According to the police, many parents involved in child pornography trivialize cybersex and argue that posturing in front of a camera cannot be equated with real prostitution as it doesn't involve physical contact.

However, rights groups say that victims of webcam child prostitution often suffer from severe, lifelong trauma. The psychological impact of cybersex is as damaging as in cases of physical abuse. Many exploited children have to deal with anxiety and depression issues, and they cannot establish proper relations with other humans. Some start taking drugs at a very early age.

Healing process

"The children need to vent out negative emotions to regain self-confidence," Shay Cullen, founder of the PREDA child protection group, told DW.

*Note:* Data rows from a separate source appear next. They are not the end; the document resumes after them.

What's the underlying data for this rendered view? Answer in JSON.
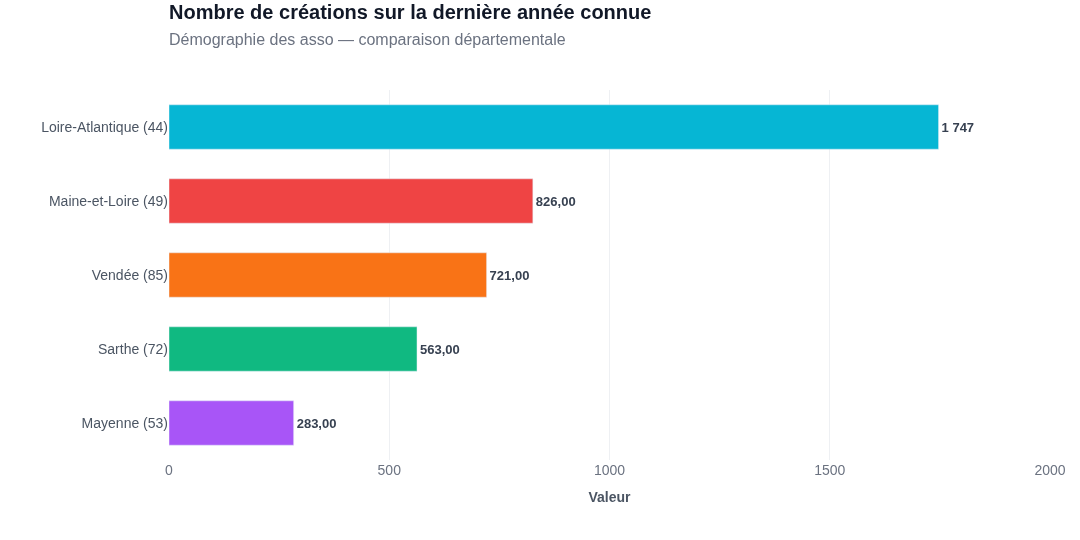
{
  "chart_data": {
    "type": "bar",
    "orientation": "horizontal",
    "title": "Nombre de créations sur la dernière année connue",
    "subtitle": "Démographie des asso — comparaison départementale",
    "xlabel": "Valeur",
    "categories": [
      "Loire-Atlantique (44)",
      "Maine-et-Loire (49)",
      "Vendée (85)",
      "Sarthe (72)",
      "Mayenne (53)"
    ],
    "values": [
      1747,
      826,
      721,
      563,
      283
    ],
    "colors": [
      "#06b6d4",
      "#ef4444",
      "#f97316",
      "#10b981",
      "#a855f7"
    ],
    "value_labels": [
      "1 747",
      "826,00",
      "721,00",
      "563,00",
      "283,00"
    ],
    "xlim": [
      0,
      2000
    ],
    "xticks": [
      0,
      500,
      1000,
      1500,
      2000
    ],
    "grid": "x"
  }
}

Kinder von Sextouristen auf den Philippinen

Child protection groups are using different therapies to heal the psychological wounds of the victims

PREDA is using the "scream therapy" to heal the psychological wounds of the abused children. They allow the children to let out their anger by screaming and beating pillows.

Fifteen-year-old Sarah, who was able to escape a cybersex network, is using this therapy. "I detest all of them. I want them to go to hell," Sarah said when asked about those who forced her to take part in cyber sexual acts.

The child rights group is also using art therapy to help the victims come out of their psychological trauma.